Lörrach - Hans-Jürg Zingg gastierte auf Einladung des Hebelbunds am Sonntagnachmittag in der Reihe „Literatur grenzenlos“ im Dreiländermuseum.

Um wie viel ärmer wäre diese Lesung verlaufen, wäre nicht Berndeutsch gesprochen worden? Nehmen wir etwa „ä chläpf“, ein Wort, bei dem es so recht knallt und das für eine deftige Ohrfeige oder einem Klaps steht. Kraftvoller Überbringer und Übersetzer der „Bäärner Umgangssprache“ ist Hans-Jürg Zingg, der aus seinem Roman liest und Wörtersack-Texte präsentiert.
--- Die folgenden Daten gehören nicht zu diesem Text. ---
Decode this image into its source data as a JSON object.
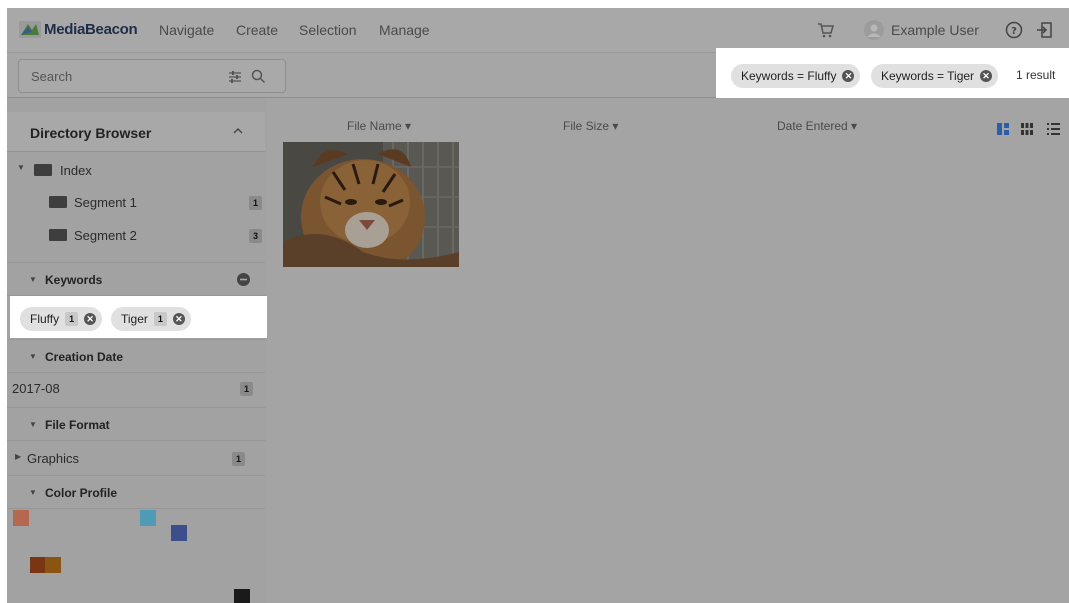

Am Anfang war das Wort. Das Gesprochene! Für sensible hochdeutsche Ohren mochte das an diesem Abend Rezitierte mitunter derb rüberkommen. Aber alleine das als Attribut zu verwenden, wäre viel zu wenig! Das hat Kraft. Da schnalzt beim Sprecher die Zunge, da rasselt es im Mundraum, da kracht der Klang. Da bilden Konsonanten Grenzen, die kräftig angerempelt werden, und die Vokale verschaffen sich dazwischen gemächlich und genüsslich Raum.

"Wenn du dich auf mich einlässt, wirst du was erleben!"

Mit Wucht und Gestaltungsfreude geht Zingg, der sich als Vertreter der Spoken Word-Bewegung sieht, in seine Texte. Diese Art zu sprechen sagt: „Kläre, ob du mich aushalten und verstehen magst. Ich bin eigen und stark. Ich bin Verwalter einer uralten und gewachsenen Identität. Wenn du dich auf mich einlässt, wirst du was erleben!“

Doch was verbindet Hans-Jürg Zingg mit Johann Peter Hebel? Mit den Worten von Volker Habermaier, Vorsitzender des Hebelbunds, war Hebel ein Aufklärer, hat in den Menschen etwas gesehen, was ihnen die Möglichkeit gab, sich zu entwickeln. Auch Zingg ermöglicht seinen Protagonisten, über Bildung sich selbst zu werden: Gelbes Schulhaus, Konfirmation, Tanzsaal und erste Liebe werden in dem kleinen, gediegenen, „gäbigen“ Ort zu Katalysatoren in einer Art Bildungsroman, in der die Welt immer weiter und größer wird. Kurt Weill, Bert Brecht, die Kunst der Satire oder Johann Sebastian Bach werden zu Begleitern und Helfern.

Der Blick auf die kleine und große Welt ist bei Zingg ein liebevoller, aber auch voll leisem und scharfem Spott. Er verrät seine Leute aber nicht, gibt ihnen Namen, Charakter und stellt sie mitten in die Wirklichkeit. Der „Schwander Jules“ oder „das Änni,“ oder der „Bäremanni“ kommen einen dabei ganz nah. Köstlich, wenn er detailliert beschreibt, was es mit den Menschen macht, wenn sie betrunken sind: „Jeder auf seine Art besoffen.“ Im Roman entsteht ein Bild einer Dorfgemeinschaft mitten in Europa. Behaglich, doch der Welt zugewandt und so geartet, dass ein Mann darin wachsen kann.

Die Lesungen des Hebelbunds werden im nächsten Jahr weitergehen. Christoph Meckel und Arnold Stadler haben bereits zugesagt.